The Yes Men are informational saboteurs and cyberspace pranksters using guerilla-style, improv comedy tactics to give the abusively rich and powerful a solid reality check.
Their usual methodology is to pose as executives of a corporation and attend a business conference, delivering a satirical exposition about the companies true intent, using shocking imagery and brutally honest language (much to the astonishment of their audience) who may never figure out those business executives were actually the Yes Men.
Where did you get the idea for the Yes Men?
Andy and Mike were interested in politics and wanted to make a change. They couldn’t get involved in the WTO protests in Seattle, but they wanted to do something. They got the idea to set up the WTO website and when they were invited to several conferences, they just went with it to see how far they could go. It was almost accidental.
Were there any early Yes Men attempts that failed horribly?
I wouldn’t say it failed horribly, but there was one that didn’t achieve anything. During the Bush campaign the Yes Men put together a Bush campaign bus. They tried to pretend to be Bush organizers, to pose as the uber Bush, but it was more on the harmless side.
It seems to me that the worse case scenario is when nobody notices. The college students that got angry in the first film didn’t seem to like who the Yes Men were pretending to be. They were mad, but they were paying attention.
The reaction of the college students in the film, while disfavorable, was at least a reaction. The impact is more about getting media attention around an issue. We have these big, powerful corporations doing criminal things, and if nobody sees anything the system is not going to work.
Are there any organizations or corporations you don’t want to go after?
I don’t think these choices are ever made…if a group is doing something wrong, we’ll consider it. Targets are chosen based on other activists taking interest. When we went after the Chamber of Commerce, it was because it was connected to activists working on climate change. There are many targets, but only so many hours in a day.
So even if it was the CIA, NSA or Blackwater, you’ll go after them?
Of course. If a group is subverting democracy we’ll go after them. We just have a style of activism, but we encourage everyone to speak out against abuses. Everyone should challenge greedy, criminal behavior…but I doubt if the CIA or the NSA is concerned about The Yes Men.
Is it getting more difficult to pull off your pranks?
No…it’s actually getting easier. There are thousands of business conferences every year. It’s a big conference, and things are so bland they aren’t even paying attention. Once you put on a suit and tie it’s generally assumed you are supposed to be there.
What advice do you have for other groups who would like to emulate The Yes Men?
We would encourage them. the Yes Men have a certain style, a certain approach. Civil disobedience is one way, but there has to be activism and activity to make a change. Organizing is what led to civil rights changes. If you go to our website, you’ll get plenty of advice.
Have any organizations threatened you with civil or criminal action?
Yes, in fact.
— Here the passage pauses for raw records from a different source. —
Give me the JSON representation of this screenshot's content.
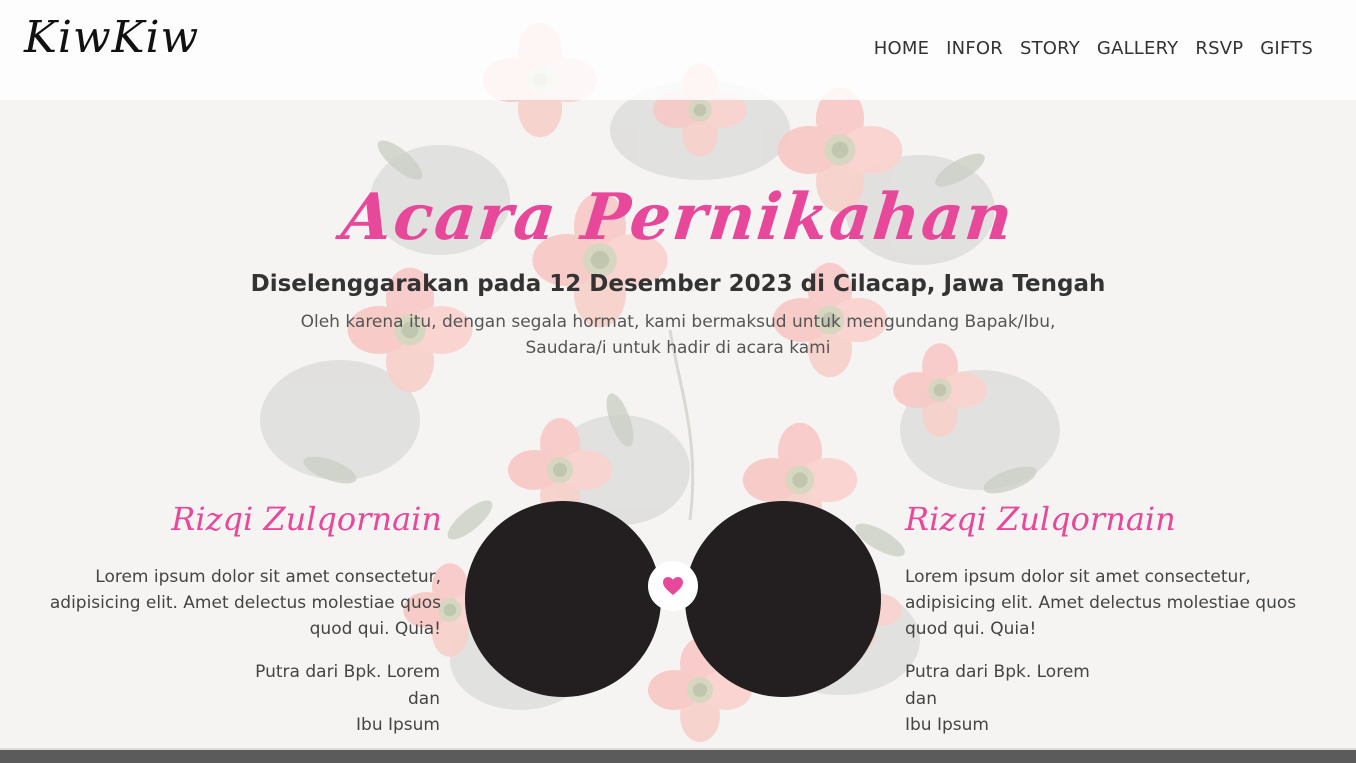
{
  "brand": {
    "logo_text": "KiwKiw"
  },
  "nav": {
    "items": [
      "HOME",
      "INFOR",
      "STORY",
      "GALLERY",
      "RSVP",
      "GIFTS"
    ]
  },
  "event": {
    "title": "Acara Pernikahan",
    "subtitle": "Diselenggarakan pada 12 Desember 2023 di Cilacap, Jawa Tengah",
    "description": "Oleh karena itu, dengan segala hormat, kami bermaksud untuk mengundang Bapak/Ibu, Saudara/i untuk hadir di acara kami"
  },
  "groom": {
    "name": "Rizqi Zulqornain",
    "bio": "Lorem ipsum dolor sit amet consectetur, adipisicing elit. Amet delectus molestiae quos quod qui. Quia!",
    "parent_line1": "Putra dari Bpk. Lorem",
    "parent_line2": "dan",
    "parent_line3": "Ibu Ipsum"
  },
  "bride": {
    "name": "Rizqi Zulqornain",
    "bio": "Lorem ipsum dolor sit amet consectetur, adipisicing elit. Amet delectus molestiae quos quod qui. Quia!",
    "parent_line1": "Putra dari Bpk. Lorem",
    "parent_line2": "dan",
    "parent_line3": "Ibu Ipsum"
  },
  "icons": {
    "center": "heart-icon"
  },
  "colors": {
    "accent": "#e8489a",
    "photo": "#231f20",
    "text": "#444444"
  }
}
It’s almost never happened, but recently the Chamber of Commerce threatened the Yes Men with civil action, which is ironic considering they attempt to reform frivolous lawsuits. We are getting sued by them, but we are represented by lawyers from the Electronic Frontier Foundation so we’ll beat them.
Have you guys received any threats of violence?
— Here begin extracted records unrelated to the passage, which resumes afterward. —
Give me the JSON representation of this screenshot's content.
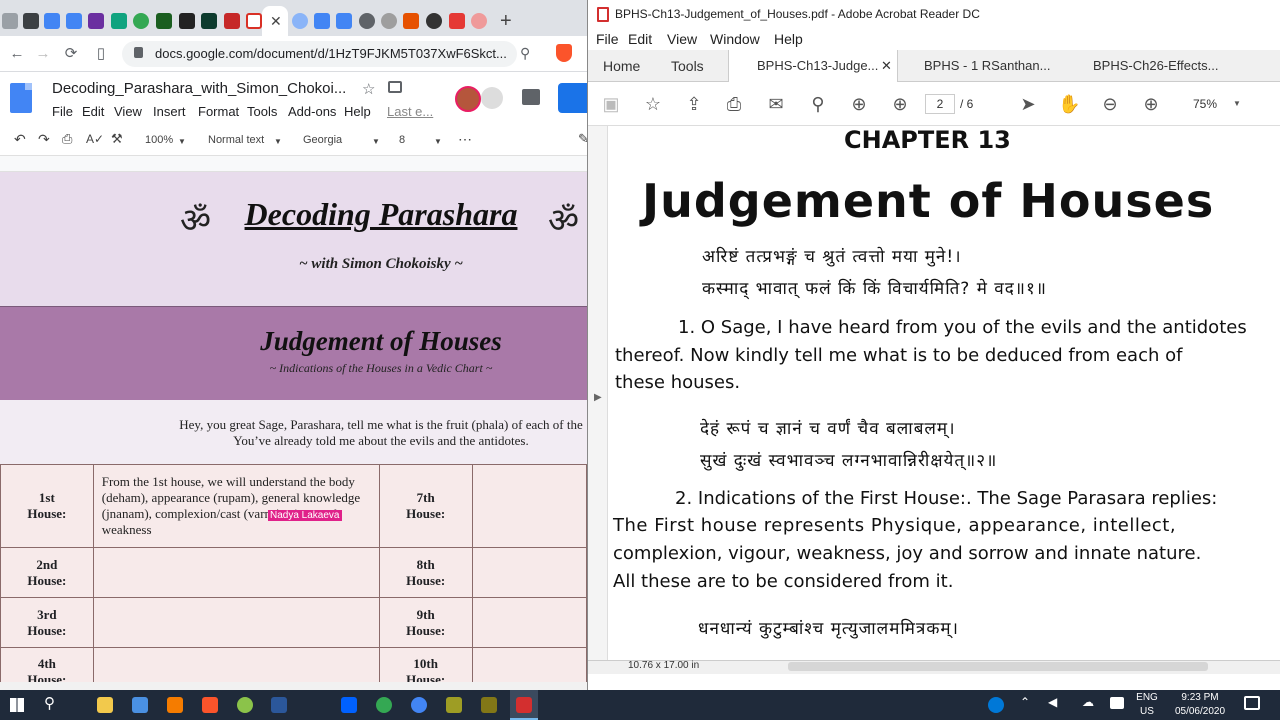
{
  "chrome": {
    "new_tab": "+",
    "url": "docs.google.com/document/d/1HzT9FJKM5T037XwF6Skct...",
    "doc_title": "Decoding_Parashara_with_Simon_Chokoi...",
    "menu": [
      "File",
      "Edit",
      "View",
      "Insert",
      "Format",
      "Tools",
      "Add-ons",
      "Help",
      "Last e..."
    ],
    "toolbar": {
      "zoom": "100%",
      "style": "Normal text",
      "font": "Georgia",
      "size": "8",
      "more": "⋯"
    }
  },
  "document": {
    "om": "ॐ",
    "heading": "Decoding Parashara",
    "subheading": "~ with Simon Chokoisky ~",
    "section_title": "Judgement of Houses",
    "section_sub": "~ Indications of the Houses in a Vedic Chart ~",
    "intro_line1": "Hey, you great Sage, Parashara, tell me what is the fruit (phala) of each of the",
    "intro_line2": "You’ve already told me about the evils and the antidotes.",
    "rows": [
      {
        "left_a": "1st",
        "left_b": "House:",
        "text": "From the 1st house, we will understand the body (deham), appearance (rupam), general knowledge (jnanam), complexion/cast (varna), vigor and weakness",
        "right_a": "7th",
        "right_b": "House:"
      },
      {
        "left_a": "2nd",
        "left_b": "House:",
        "text": "",
        "right_a": "8th",
        "right_b": "House:"
      },
      {
        "left_a": "3rd",
        "left_b": "House:",
        "text": "",
        "right_a": "9th",
        "right_b": "House:"
      },
      {
        "left_a": "4th",
        "left_b": "House:",
        "text": "",
        "right_a": "10th",
        "right_b": "House:"
      }
    ],
    "collaborator": "Nadya Lakaeva"
  },
  "acrobat": {
    "title": "BPHS-Ch13-Judgement_of_Houses.pdf - Adobe Acrobat Reader DC",
    "menu": [
      "File",
      "Edit",
      "View",
      "Window",
      "Help"
    ],
    "tabs": {
      "home": "Home",
      "tools": "Tools",
      "doc1": "BPHS-Ch13-Judge...",
      "doc2": "BPHS - 1 RSanthan...",
      "doc3": "BPHS-Ch26-Effects..."
    },
    "page_current": "2",
    "page_total": "/ 6",
    "zoom": "75%",
    "page_size": "10.76 x 17.00 in",
    "pdf": {
      "chapter": "CHAPTER 13",
      "title": "Judgement of Houses",
      "skt1a": "अरिष्टं  तत्प्रभङ्गं  च  श्रुतं  त्वत्तो  मया  मुने!।",
      "skt1b": "कस्माद् भावात्  फलं किं  किं  विचार्यमिति? मे वद॥१॥",
      "p1a": "1. O Sage, I have heard from you of the evils and the antidotes",
      "p1b": "thereof.  Now kindly tell me what is to be deduced from each of",
      "p1c": "these houses.",
      "skt2a": "देहं   रूपं   च   ज्ञानं   च   वर्णं   चैव   बलाबलम्।",
      "skt2b": "सुखं   दुःखं   स्वभावञ्च   लग्नभावान्निरीक्षयेत्॥२॥",
      "p2a": "2. Indications of the First House:. The Sage Parasara replies:",
      "p2b": "The First house represents Physique, appearance, intellect,",
      "p2c": "complexion, vigour, weakness, joy and sorrow and innate nature.",
      "p2d": "All these are to be considered from it.",
      "skt3a": "धनधान्यं          कुटुम्बांश्च          मृत्युजालममित्रकम्।"
    }
  },
  "taskbar": {
    "lang_a": "ENG",
    "lang_b": "US",
    "time": "9:23 PM",
    "date": "05/06/2020",
    "colors": {
      "bg": "#1f2a3a",
      "accent": "#0078d7"
    }
  }
}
No. They have a lot of money to spend on suing people, and that’s what they do. But their lawsuits are more for scaring people.
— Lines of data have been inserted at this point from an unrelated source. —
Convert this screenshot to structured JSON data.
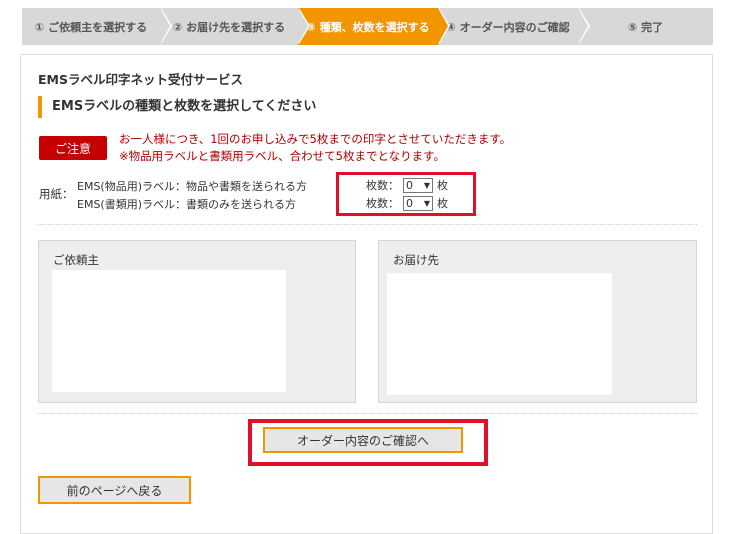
{
  "steps": [
    {
      "label": "① ご依頼主を選択する",
      "active": false
    },
    {
      "label": "② お届け先を選択する",
      "active": false
    },
    {
      "label": "③ 種類、枚数を選択する",
      "active": true
    },
    {
      "label": "④ オーダー内容のご確認",
      "active": false
    },
    {
      "label": "⑤ 完了",
      "active": false
    }
  ],
  "service_title": "EMSラベル印字ネット受付サービス",
  "section_heading": "EMSラベルの種類と枚数を選択してください",
  "notice": {
    "badge": "ご注意",
    "line1": "お一人様につき、1回のお申し込みで5枚までの印字とさせていただきます。",
    "line2": "※物品用ラベルと書類用ラベル、合わせて5枚までとなります。"
  },
  "paper": {
    "label": "用紙：",
    "rows": [
      {
        "description": "EMS(物品用)ラベル：物品や書類を送られる方",
        "qty_label": "枚数：",
        "qty_value": "0",
        "unit": "枚"
      },
      {
        "description": "EMS(書類用)ラベル：書類のみを送られる方",
        "qty_label": "枚数：",
        "qty_value": "0",
        "unit": "枚"
      }
    ]
  },
  "sender": {
    "title": "ご依頼主"
  },
  "recipient": {
    "title": "お届け先"
  },
  "buttons": {
    "confirm": "オーダー内容のご確認へ",
    "back": "前のページへ戻る"
  },
  "colors": {
    "accent": "#f29600",
    "highlight_red": "#e0102a",
    "notice_red": "#c40000"
  }
}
It seems that most corporations and organizations don’t “get” the joke and treat you with some measure of politeness, while the college students from your first film got upset. Is this common?
I think that it’s the format. Hopefully universities are going to promote critical thought and critical thinking. But business conferences just presume that people with suits and ties are supposed to be there. But business conference people are much more bored, I guess. In that environment they are just going to be more opportunities.
Which organizations out there really need a Yes Men-style attack?
The big banks that are trying to thwart financial reform. The health insurance companies…even with the new bill that’s going to give them more customers. They all need a Yes Men intervention. We need a lot more rabble rousing. The banks were just left off the hook.
Has anyone tried to pull a similar Yes Men-style attack on you guys?
There was the Glenn Beck show. They emailed us during the Chamber of Commerce prank, and tried to invite us to the show. We think they were trying to get us there to serve us legal papers.
Tell me about your new film.
There’s a lot of rundowns of some of the biggest Yes Men pranks. One was the Dow catastrophe that killed so many people…Andy went on BBC and said that Dow would take responsibility for their actions and reimburse the victims. It got a lot of interest going and the media covered it for a while. Normally, people don’t talk about that disaster.
Another one is the Yes Men impersonated Exxon Mobile and went to an oil conference in Canada and then we had another one where we printed a dream edition of the New York Times announcing the Iraq War was over and Bush was being accused of treason.
So the Yes Men are worldwide?
Oh yes. The work we do is complimentary and it’s helpful to the organizations to get their story out. Especially with climate change, there are numerous organizations who want to help us. And we want to help them.